El recuerdo de Magdalena
Rafael no tenía forma de olvidar a Magdalena. Era como si su imagen estuviera fijada en su mente con clavos hechos para soportar el paso de los años y los estragos de la memoria. La amaba tanto que a veces llegaba al extremo de distorsionar acontecimientos irrefutables de la historia solo para resaltar su presencia ilustre, sus besos de fuego lento, sus ojos cansados, su sonrisa de luna. Todo cuanto podía exprimir del recuerdo. Sin embargo, aquellas evocaciones estremecían a tal grado su cuerpo que pasaba semanas acostado en su cama rogándole a Dios que le arrancara de cuajo a esa muchachita de cabellos lacios, aunque sea para poder amarse a sí mismo un minuto y descansar de ese amor que le provocaba convulsiones.

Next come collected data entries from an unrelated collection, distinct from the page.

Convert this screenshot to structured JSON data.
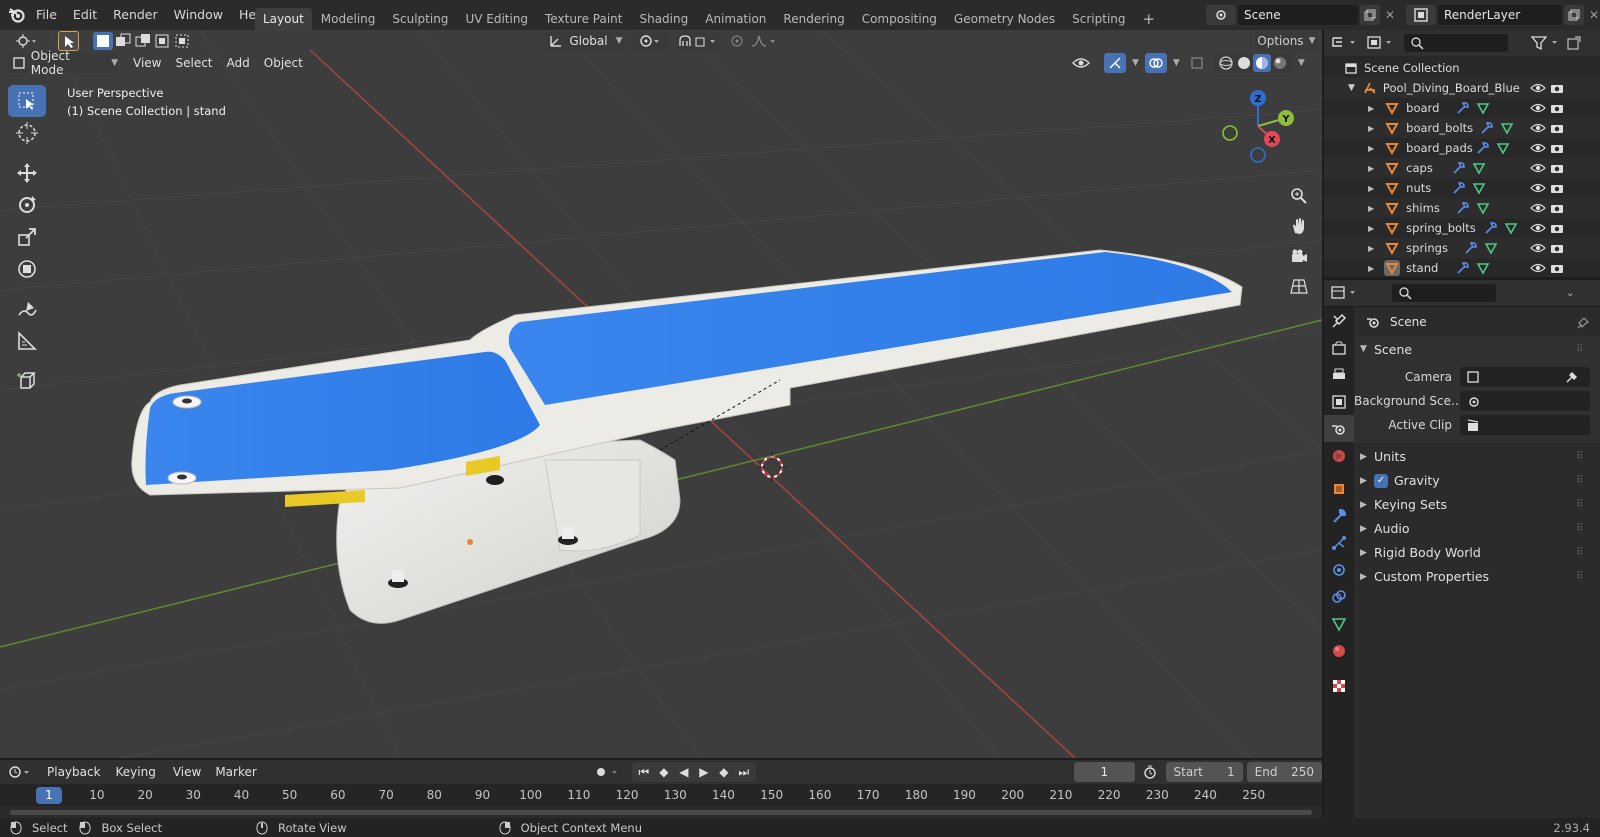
{
  "topbar": {
    "menus": [
      "File",
      "Edit",
      "Render",
      "Window",
      "Help"
    ],
    "workspaces": [
      "Layout",
      "Modeling",
      "Sculpting",
      "UV Editing",
      "Texture Paint",
      "Shading",
      "Animation",
      "Rendering",
      "Compositing",
      "Geometry Nodes",
      "Scripting"
    ],
    "active_workspace": "Layout",
    "scene": "Scene",
    "view_layer": "RenderLayer"
  },
  "tool_header": {
    "transform_orientation": "Global",
    "options_label": "Options"
  },
  "viewport_header": {
    "mode": "Object Mode",
    "menus": [
      "View",
      "Select",
      "Add",
      "Object"
    ]
  },
  "viewport": {
    "perspective_label": "User Perspective",
    "collection_label": "(1) Scene Collection | stand",
    "gizmo_axes": [
      "Z",
      "Y",
      "X"
    ],
    "colors": {
      "board_blue": "#2f7fe8",
      "x_axis": "#c24a4a",
      "y_axis": "#6a9a30",
      "background": "#3d3d3d"
    }
  },
  "outliner": {
    "root": "Scene Collection",
    "collection": "Pool_Diving_Board_Blue",
    "items": [
      "board",
      "board_bolts",
      "board_pads",
      "caps",
      "nuts",
      "shims",
      "spring_bolts",
      "springs",
      "stand"
    ],
    "selected_item": "stand"
  },
  "properties": {
    "context": "Scene",
    "panel_title": "Scene",
    "fields": [
      {
        "label": "Camera",
        "value": ""
      },
      {
        "label": "Background Sce...",
        "value": ""
      },
      {
        "label": "Active Clip",
        "value": ""
      }
    ],
    "subpanels": [
      "Units",
      "Gravity",
      "Keying Sets",
      "Audio",
      "Rigid Body World",
      "Custom Properties"
    ],
    "gravity_checked": true
  },
  "timeline": {
    "menus": [
      "Playback",
      "Keying",
      "View",
      "Marker"
    ],
    "current_frame": "1",
    "start_label": "Start",
    "start": "1",
    "end_label": "End",
    "end": "250",
    "ticks": [
      "1",
      "10",
      "20",
      "30",
      "40",
      "50",
      "60",
      "70",
      "80",
      "90",
      "100",
      "110",
      "120",
      "130",
      "140",
      "150",
      "160",
      "170",
      "180",
      "190",
      "200",
      "210",
      "220",
      "230",
      "240",
      "250"
    ]
  },
  "statusbar": {
    "select": "Select",
    "box_select": "Box Select",
    "rotate_view": "Rotate View",
    "context_menu": "Object Context Menu",
    "version": "2.93.4"
  }
}
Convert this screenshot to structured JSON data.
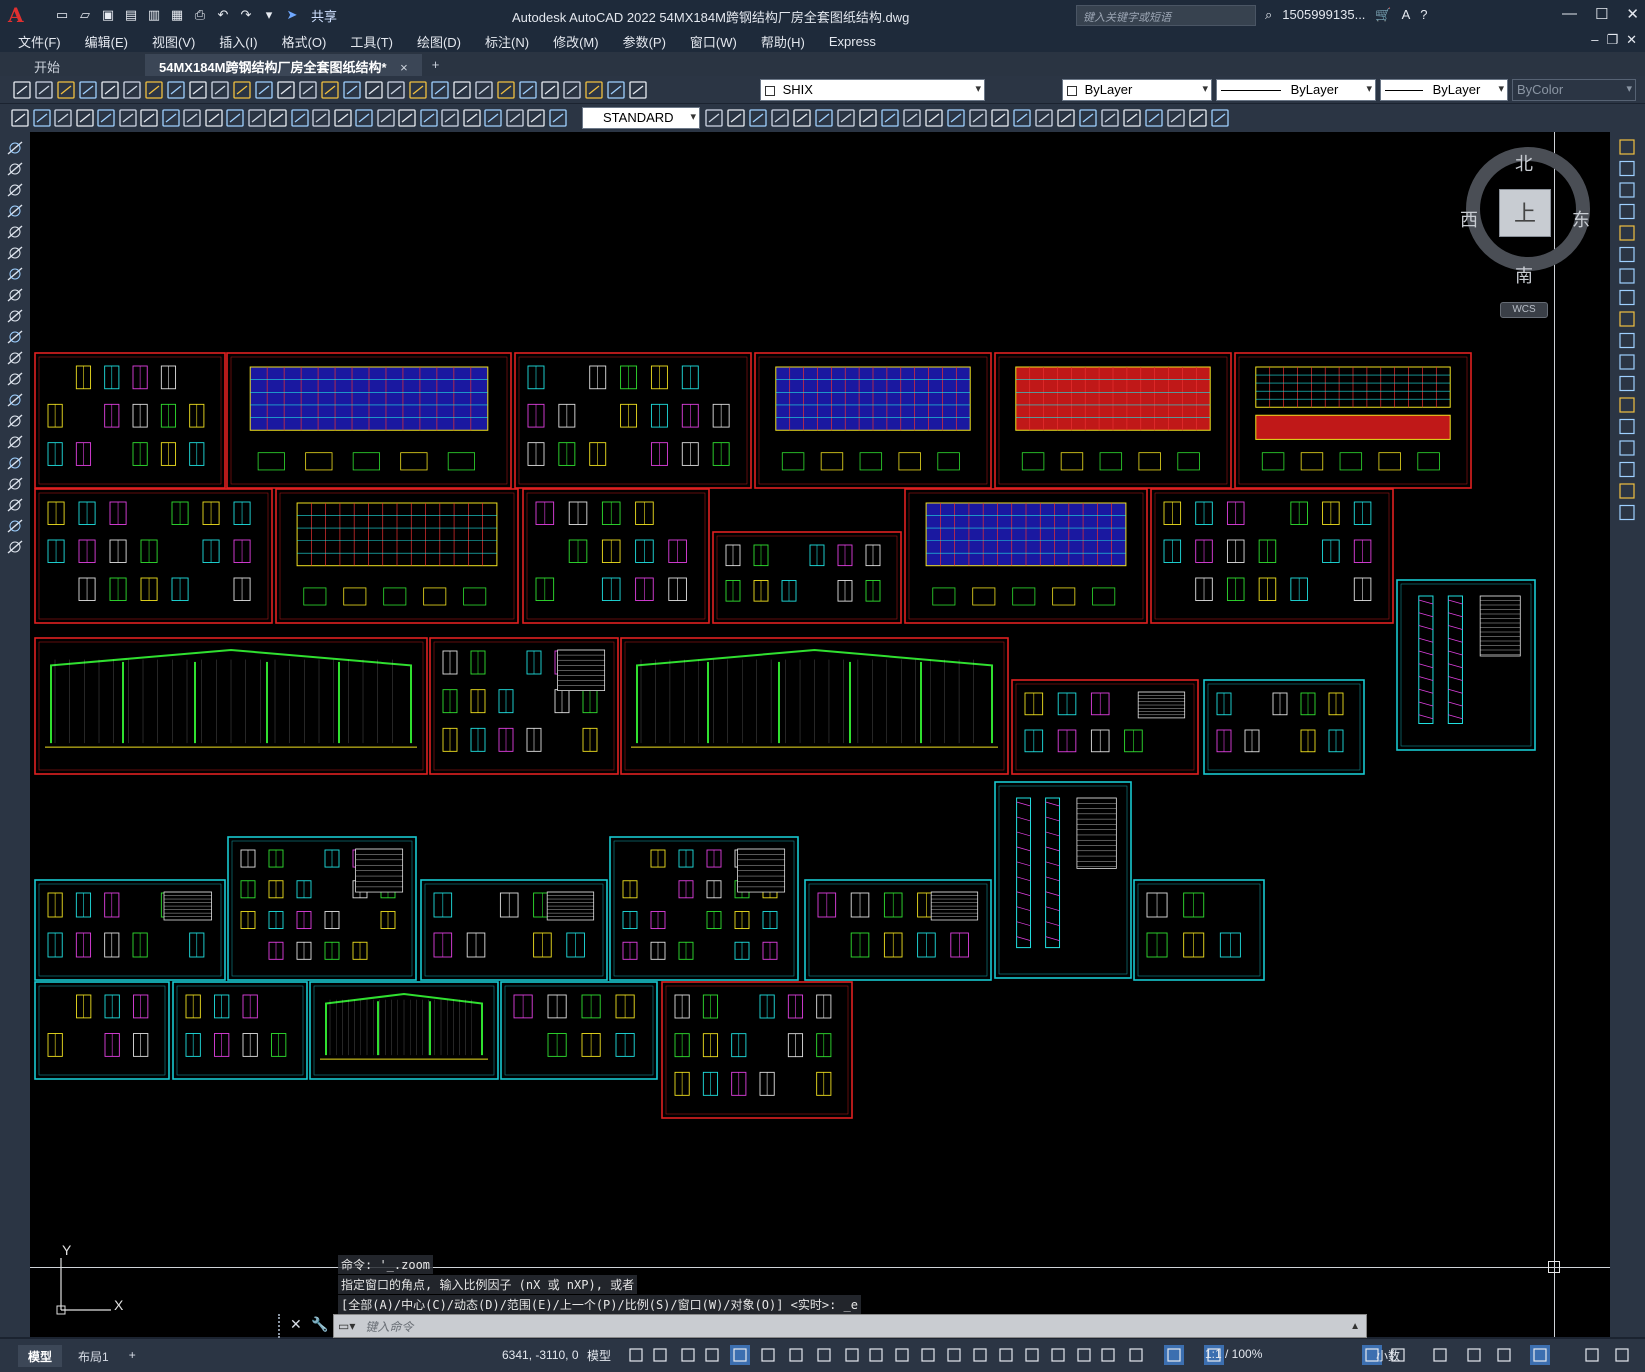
{
  "app": {
    "logo": "A",
    "title": "Autodesk AutoCAD 2022    54MX184M跨钢结构厂房全套图纸结构.dwg",
    "share_label": "共享",
    "search_placeholder": "键入关键字或短语",
    "user": "1505999135...",
    "window_controls": [
      "minimize-icon",
      "maximize-icon",
      "close-icon"
    ]
  },
  "menu": {
    "items": [
      "文件(F)",
      "编辑(E)",
      "视图(V)",
      "插入(I)",
      "格式(O)",
      "工具(T)",
      "绘图(D)",
      "标注(N)",
      "修改(M)",
      "参数(P)",
      "窗口(W)",
      "帮助(H)",
      "Express"
    ]
  },
  "tabs": {
    "items": [
      {
        "label": "开始",
        "active": false
      },
      {
        "label": "54MX184M跨钢结构厂房全套图纸结构*",
        "active": true
      }
    ],
    "close_glyph": "×",
    "add_glyph": "+"
  },
  "toolbar": {
    "layer_value": "SHIX",
    "color_value": "ByLayer",
    "linetype_value": "ByLayer",
    "lineweight_value": "ByLayer",
    "plotstyle_value": "ByColor",
    "dimstyle_value": "STANDARD"
  },
  "viewcube": {
    "north": "北",
    "south": "南",
    "east": "东",
    "west": "西",
    "face": "上",
    "wcs_label": "WCS"
  },
  "ucs": {
    "x_label": "X",
    "y_label": "Y"
  },
  "command": {
    "history": [
      "命令: '_.zoom",
      "指定窗口的角点, 输入比例因子 (nX 或 nXP), 或者",
      "[全部(A)/中心(C)/动态(D)/范围(E)/上一个(P)/比例(S)/窗口(W)/对象(O)] <实时>: _e"
    ],
    "input_placeholder": "键入命令"
  },
  "statusbar": {
    "layout_tabs": [
      {
        "label": "模型",
        "active": true
      },
      {
        "label": "布局1",
        "active": false
      }
    ],
    "add_glyph": "+",
    "coordinates": "6341, -3110, 0",
    "model_label": "模型",
    "scale": "1:1 / 100%",
    "units": "小数"
  },
  "colors": {
    "canvas": "#000000",
    "sheet_red": "#e02020",
    "sheet_cyan": "#18c8d0",
    "ui_dark": "#1e2a3a",
    "ui_toolbar": "#2b3544"
  }
}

La última noche de noviembre fue una de las más desconcertantes. Pensó tanto en ella hasta figurarla al pie de la cama. Perplejo, vio el rostro del espectro inmaculado, el mismo que vio el día en que Magdalena desapareció de su vida. Quiso acercarse, aventurar su nariz bajo el cuello y decirle en voz baja que aquí estaba él, como siempre, amándola hasta que su ausencia decidiera fulminarlo. De pronto no vio más que oscuridad. Estaba solo en el cuarto acariciando el aire frío que entraba desde la ventana. Loco. Se convertía lentamente en un loco y, lo peor, es que él se daba cuenta. Volvió a recostarse sobre las sábanas y bramó como un toro herido, convencido de que había llegado al extremo más remoto de su desgracia. Le dolía pensarla, pero era un dolor que le gustaba. Por eso bajó los brazos y se dejó cubrir por Magdalena en todo su ámbito. Otra vez la veía nítida a un costado de la pieza. Sintió el aroma tierno de su cuerpo, tocó sus dedos de pianista magistral, degustó sus besos y escuchó un concierto de amores salido de la boca fantasmagórica, como una cruel burla a su enamoramiento embrutecido.
Cuando salió el sol Rafael ya estaba con sus ojos abiertos. Miraba fijamente el otro extremo de su cuarto buscando alguna señal de Magdalena. Al no encontrar ninguna, se levantó rápido para evitar a la nostalgia y se vistió con un traje azul marino que centelleaba brillos metálicos en el pantalón. Con las cenizas del dolor reciente en sus venas caminó hacia la puerta. Allí respiró los primeros vahos de la mañana y supo de inmediato que este sería otro día sin la presencia física de Magdalena. Rompió en llanto porque la figura que añoraba se le volvería a presentar en la noche siguiente, esta vez con más fuerza, más clara, más certera, y él ya no tendría ánimos para acariciarla y buscar sus rescoldos en la madrugada.
Temía que la ausencia esta vez le cobrara la vida de una vez por todas, sobre todo porque lo convencía la idea de que solo se muere de amor en las noches.